In his petition he alleged that he brings the action in timely fashion pursuant to § 537.046, RSMo 1994, in that, for purposes of that statute he did not discover the abuse until October 1990. The contention that the action was timely filed is premised upon his allegation that the cause of action did not accrue until plaintiff was capable of ascertainment of his damages under § 516.100 and also because of the repression of memory he was mentally incapacitated until September 1990 pursuant to § 516.170.
Plaintiff's allegation of October, 1990, as the date when the cause of action accrued differentiates this case from Sheehan v. Sheehan, 901 S.W.2d 57 (Mo. banc 1995) wherein the petition was silent on accrual date.
Section 537.046 became effective on August 28, 1990, and provides:
2. In any civil action for recovery of damages suffered as a result of childhood sexual abuse, the time for commencement of the action shall be within five years of the date the plaintiff attains the age of eighteen or with three years of the date the plaintiff discovers or reasonably should have discovered that the injury or illness was caused by child sexual abuse, whichever later occurs.
The suit here was filed when plaintiff was 38 years old, well beyond the five years after age eighteen set forth in the statute.
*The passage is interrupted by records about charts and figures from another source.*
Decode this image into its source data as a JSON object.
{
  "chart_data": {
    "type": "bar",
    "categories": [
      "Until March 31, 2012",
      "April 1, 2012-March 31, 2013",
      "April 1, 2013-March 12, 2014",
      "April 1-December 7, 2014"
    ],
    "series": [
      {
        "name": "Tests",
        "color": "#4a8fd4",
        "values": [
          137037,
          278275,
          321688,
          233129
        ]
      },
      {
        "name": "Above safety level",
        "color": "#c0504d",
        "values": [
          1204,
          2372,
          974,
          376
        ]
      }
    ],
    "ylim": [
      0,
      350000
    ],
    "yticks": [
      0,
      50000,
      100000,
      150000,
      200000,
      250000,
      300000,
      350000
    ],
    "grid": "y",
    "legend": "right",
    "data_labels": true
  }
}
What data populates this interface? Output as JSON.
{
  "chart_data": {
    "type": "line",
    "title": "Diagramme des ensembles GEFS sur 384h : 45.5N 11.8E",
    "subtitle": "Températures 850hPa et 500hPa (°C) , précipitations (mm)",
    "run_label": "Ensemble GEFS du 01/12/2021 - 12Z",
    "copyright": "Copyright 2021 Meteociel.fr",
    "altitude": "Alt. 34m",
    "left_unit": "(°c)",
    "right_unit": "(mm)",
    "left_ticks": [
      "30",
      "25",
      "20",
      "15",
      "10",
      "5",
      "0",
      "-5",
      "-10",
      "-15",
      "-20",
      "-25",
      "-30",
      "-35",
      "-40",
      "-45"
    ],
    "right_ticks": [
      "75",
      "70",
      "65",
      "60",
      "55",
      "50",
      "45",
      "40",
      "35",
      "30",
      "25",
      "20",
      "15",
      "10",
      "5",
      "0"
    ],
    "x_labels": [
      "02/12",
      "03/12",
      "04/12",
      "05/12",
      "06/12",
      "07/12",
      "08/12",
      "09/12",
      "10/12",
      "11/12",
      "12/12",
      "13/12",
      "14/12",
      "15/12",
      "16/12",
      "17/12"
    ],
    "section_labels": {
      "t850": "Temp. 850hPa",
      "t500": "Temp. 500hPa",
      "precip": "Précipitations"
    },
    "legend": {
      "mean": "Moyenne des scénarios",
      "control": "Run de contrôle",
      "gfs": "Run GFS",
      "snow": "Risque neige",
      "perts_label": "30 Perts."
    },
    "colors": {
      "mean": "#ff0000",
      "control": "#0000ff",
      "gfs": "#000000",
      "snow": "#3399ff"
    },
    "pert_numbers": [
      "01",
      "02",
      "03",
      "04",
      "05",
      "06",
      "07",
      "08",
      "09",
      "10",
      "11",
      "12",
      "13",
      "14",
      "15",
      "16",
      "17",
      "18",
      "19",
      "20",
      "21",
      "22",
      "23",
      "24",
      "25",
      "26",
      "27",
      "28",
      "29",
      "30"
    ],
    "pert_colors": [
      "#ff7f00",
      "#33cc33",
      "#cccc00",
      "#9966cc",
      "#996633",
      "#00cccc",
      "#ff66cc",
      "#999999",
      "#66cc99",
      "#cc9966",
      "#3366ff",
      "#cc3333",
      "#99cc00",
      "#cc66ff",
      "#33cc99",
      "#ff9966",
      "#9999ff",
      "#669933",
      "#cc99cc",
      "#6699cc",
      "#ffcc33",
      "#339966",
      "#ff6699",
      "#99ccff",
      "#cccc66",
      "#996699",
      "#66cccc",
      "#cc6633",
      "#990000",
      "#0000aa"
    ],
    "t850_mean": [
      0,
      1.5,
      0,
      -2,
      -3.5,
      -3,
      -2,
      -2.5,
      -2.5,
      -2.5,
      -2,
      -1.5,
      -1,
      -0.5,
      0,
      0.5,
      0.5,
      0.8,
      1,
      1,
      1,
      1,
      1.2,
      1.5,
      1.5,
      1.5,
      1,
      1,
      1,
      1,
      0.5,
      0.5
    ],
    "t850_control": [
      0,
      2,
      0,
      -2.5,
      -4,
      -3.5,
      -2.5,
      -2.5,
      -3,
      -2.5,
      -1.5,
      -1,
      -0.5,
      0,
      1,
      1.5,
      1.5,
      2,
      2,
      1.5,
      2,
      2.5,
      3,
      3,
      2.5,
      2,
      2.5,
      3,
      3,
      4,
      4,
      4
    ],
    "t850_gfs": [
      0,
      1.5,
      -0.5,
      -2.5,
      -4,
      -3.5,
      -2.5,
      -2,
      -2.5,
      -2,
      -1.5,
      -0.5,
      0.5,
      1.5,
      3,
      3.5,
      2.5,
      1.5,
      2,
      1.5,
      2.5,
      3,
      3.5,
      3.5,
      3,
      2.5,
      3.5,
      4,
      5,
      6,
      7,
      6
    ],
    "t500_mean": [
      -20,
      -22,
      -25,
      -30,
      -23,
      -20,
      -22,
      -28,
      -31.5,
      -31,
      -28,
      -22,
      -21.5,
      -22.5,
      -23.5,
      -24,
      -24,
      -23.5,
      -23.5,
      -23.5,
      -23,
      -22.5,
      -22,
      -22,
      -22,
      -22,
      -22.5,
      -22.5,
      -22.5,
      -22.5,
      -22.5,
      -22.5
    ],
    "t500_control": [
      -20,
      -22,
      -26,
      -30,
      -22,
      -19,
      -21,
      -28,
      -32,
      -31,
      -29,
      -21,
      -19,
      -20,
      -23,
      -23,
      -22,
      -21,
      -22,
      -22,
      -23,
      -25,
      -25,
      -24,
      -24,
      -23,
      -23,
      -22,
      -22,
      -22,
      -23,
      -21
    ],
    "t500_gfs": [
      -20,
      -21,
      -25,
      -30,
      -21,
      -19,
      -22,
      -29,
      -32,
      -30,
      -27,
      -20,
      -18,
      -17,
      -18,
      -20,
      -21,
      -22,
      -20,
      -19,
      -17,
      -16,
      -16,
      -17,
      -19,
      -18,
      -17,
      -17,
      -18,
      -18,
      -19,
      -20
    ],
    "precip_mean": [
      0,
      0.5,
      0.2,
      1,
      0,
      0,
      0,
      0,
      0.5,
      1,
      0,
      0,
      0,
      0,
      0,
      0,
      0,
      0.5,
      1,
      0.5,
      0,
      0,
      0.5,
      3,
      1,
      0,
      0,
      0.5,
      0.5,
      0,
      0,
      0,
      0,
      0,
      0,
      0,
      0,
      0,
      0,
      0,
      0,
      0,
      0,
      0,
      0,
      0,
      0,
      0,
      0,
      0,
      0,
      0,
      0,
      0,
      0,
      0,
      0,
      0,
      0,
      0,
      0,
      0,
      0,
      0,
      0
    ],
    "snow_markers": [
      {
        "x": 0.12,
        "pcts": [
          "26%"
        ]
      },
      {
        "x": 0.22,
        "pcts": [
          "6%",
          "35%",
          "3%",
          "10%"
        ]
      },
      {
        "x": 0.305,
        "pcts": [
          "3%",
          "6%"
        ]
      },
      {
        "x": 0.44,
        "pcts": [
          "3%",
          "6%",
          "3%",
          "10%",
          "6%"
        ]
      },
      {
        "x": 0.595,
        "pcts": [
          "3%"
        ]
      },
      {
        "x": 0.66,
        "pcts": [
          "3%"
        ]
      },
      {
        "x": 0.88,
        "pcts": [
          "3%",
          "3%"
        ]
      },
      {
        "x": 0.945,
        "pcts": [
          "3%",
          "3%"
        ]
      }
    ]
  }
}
It was also filed more than three years after the admitted date when plaintiff was aware he had a cause of action, October 1990. Plaintiff attempts to overcome the latter problem by his allegation that he originally filed this action on August 26, 1993, which case was voluntarily dismissed without prejudice with leave to refile on September 29, 1993. He invokes the provisions of § 516.230 allowing one year after a non-suit to bring another action as tolling the statute in this case. The difficulty with that contention is that § 516.230 provides that it applies to actions commenced within the times respectively prescribed in sections 516.010 to 516.370. Section 537.046 is obviously not within those described sections. There is no tolling or savings provision similar to § 516.230 which applies to § 537.046. This may have been an oversight of the general assembly, but we cannot assume that it was. It may well have been a conscious decision that the extended time for filing suit contained in § 537.046 was sufficient and did not need a further savings provision. Regardless, the language of the statutes is clear and § 516.230 is not applicable to § 537.046.
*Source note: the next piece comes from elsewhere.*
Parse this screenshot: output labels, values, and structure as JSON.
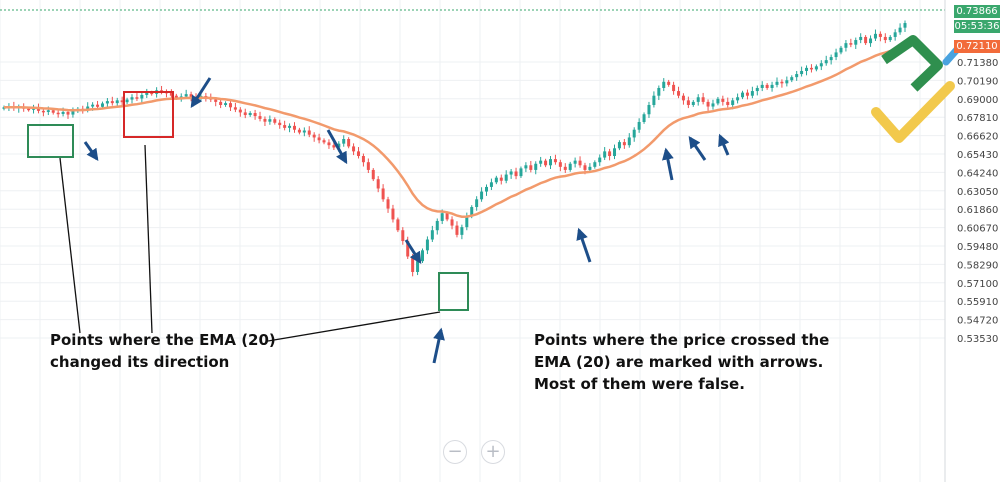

The discovery provision of § 537.046 is worded differently than the "capable of ascertainment" language found in § 516.100. Whether the provisions are different in fact has not been decided at this point But it is to be noted that neither § 516.100 nor § 516.170 apply to § 537.046 as each by express language is limited to "sections 516.100 to 516.370".
Judgment affirmed.
GARY M. GAERTNER and RUSSELL, JJ., concur.